AVV. ALFONSO MARTUCCI |
Ma la Corte, composta dal
presidente Giovanni Morfino; con
giudice a latere, Renato Mastrocinque
e pubblico ministero, Nicola Damiani
fu clemente. E sentenziò: “Tenuto
presente tuttavia la giovane età del colpevole – di appena 25 anni all’epoca
del fatto – si ritiene concedergli le attenuanti generiche diminuendosi pertanto
la suddetta pena a quella di anni 22 di reclusione.

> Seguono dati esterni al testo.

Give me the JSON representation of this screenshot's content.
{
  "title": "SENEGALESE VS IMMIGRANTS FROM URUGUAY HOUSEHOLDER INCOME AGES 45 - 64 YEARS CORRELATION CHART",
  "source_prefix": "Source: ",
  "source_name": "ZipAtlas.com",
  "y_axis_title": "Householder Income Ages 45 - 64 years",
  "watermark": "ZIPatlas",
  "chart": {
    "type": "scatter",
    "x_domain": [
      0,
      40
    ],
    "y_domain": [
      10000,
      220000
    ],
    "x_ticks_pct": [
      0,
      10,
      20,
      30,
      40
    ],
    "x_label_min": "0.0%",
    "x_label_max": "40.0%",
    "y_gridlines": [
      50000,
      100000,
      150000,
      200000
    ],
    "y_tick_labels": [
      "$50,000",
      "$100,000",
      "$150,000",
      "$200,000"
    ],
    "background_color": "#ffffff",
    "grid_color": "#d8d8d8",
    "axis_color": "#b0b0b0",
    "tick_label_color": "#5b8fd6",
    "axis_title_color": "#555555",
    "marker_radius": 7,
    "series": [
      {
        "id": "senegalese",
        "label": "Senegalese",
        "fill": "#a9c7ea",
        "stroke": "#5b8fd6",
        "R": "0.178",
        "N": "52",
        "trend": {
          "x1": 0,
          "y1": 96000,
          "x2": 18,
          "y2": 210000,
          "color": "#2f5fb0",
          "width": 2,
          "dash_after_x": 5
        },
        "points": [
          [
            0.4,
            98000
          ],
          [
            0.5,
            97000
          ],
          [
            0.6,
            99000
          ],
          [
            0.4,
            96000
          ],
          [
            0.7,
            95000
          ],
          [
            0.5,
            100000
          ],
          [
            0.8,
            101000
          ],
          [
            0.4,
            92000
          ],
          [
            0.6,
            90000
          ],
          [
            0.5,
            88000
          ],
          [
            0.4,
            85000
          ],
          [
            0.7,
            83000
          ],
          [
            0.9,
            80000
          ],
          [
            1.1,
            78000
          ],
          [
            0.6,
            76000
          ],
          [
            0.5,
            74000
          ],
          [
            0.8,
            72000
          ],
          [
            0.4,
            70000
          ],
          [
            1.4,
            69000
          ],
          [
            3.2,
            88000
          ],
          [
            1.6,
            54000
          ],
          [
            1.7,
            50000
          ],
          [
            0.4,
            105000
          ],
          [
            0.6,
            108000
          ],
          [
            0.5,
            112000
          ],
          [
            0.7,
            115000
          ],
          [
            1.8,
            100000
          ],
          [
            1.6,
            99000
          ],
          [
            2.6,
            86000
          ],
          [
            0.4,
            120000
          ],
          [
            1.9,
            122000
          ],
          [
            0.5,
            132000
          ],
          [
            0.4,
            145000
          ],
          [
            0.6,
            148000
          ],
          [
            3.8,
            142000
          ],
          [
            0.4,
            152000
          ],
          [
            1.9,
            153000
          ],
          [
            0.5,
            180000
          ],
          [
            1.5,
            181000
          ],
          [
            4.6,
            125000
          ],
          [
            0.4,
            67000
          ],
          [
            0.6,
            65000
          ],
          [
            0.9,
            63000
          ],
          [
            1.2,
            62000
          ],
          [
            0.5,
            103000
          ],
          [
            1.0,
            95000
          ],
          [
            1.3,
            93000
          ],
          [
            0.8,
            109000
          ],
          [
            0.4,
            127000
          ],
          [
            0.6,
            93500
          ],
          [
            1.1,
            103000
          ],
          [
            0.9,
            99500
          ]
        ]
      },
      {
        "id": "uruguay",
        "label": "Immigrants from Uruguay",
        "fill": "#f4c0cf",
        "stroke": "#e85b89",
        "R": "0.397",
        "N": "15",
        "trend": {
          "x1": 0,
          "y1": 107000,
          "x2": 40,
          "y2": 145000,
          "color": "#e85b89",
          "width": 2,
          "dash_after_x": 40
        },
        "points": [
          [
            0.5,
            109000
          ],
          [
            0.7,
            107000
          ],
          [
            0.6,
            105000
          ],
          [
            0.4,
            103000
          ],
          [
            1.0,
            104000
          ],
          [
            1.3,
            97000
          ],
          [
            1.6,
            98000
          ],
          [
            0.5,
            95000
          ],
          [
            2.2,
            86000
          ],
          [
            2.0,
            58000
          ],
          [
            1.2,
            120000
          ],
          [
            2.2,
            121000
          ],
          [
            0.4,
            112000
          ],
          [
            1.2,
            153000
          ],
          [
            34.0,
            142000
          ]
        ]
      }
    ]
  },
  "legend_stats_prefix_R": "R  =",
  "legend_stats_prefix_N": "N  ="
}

La condanna fu confermato sia in sede di
appello (sentenza della corte di Appello di Napoli del 18 aprile del 1958) che in Corte di Cassazione con sentenza del
20 gennaio del 1960. Nei tre gradi di giudizio furono impegnati gli avvocati: Alfonso Raffone, Alfonso Martucci, Lorenzo
Ferillo, Vittorio Botti, Giuseppe Marrocco e Alfredo De Marsico.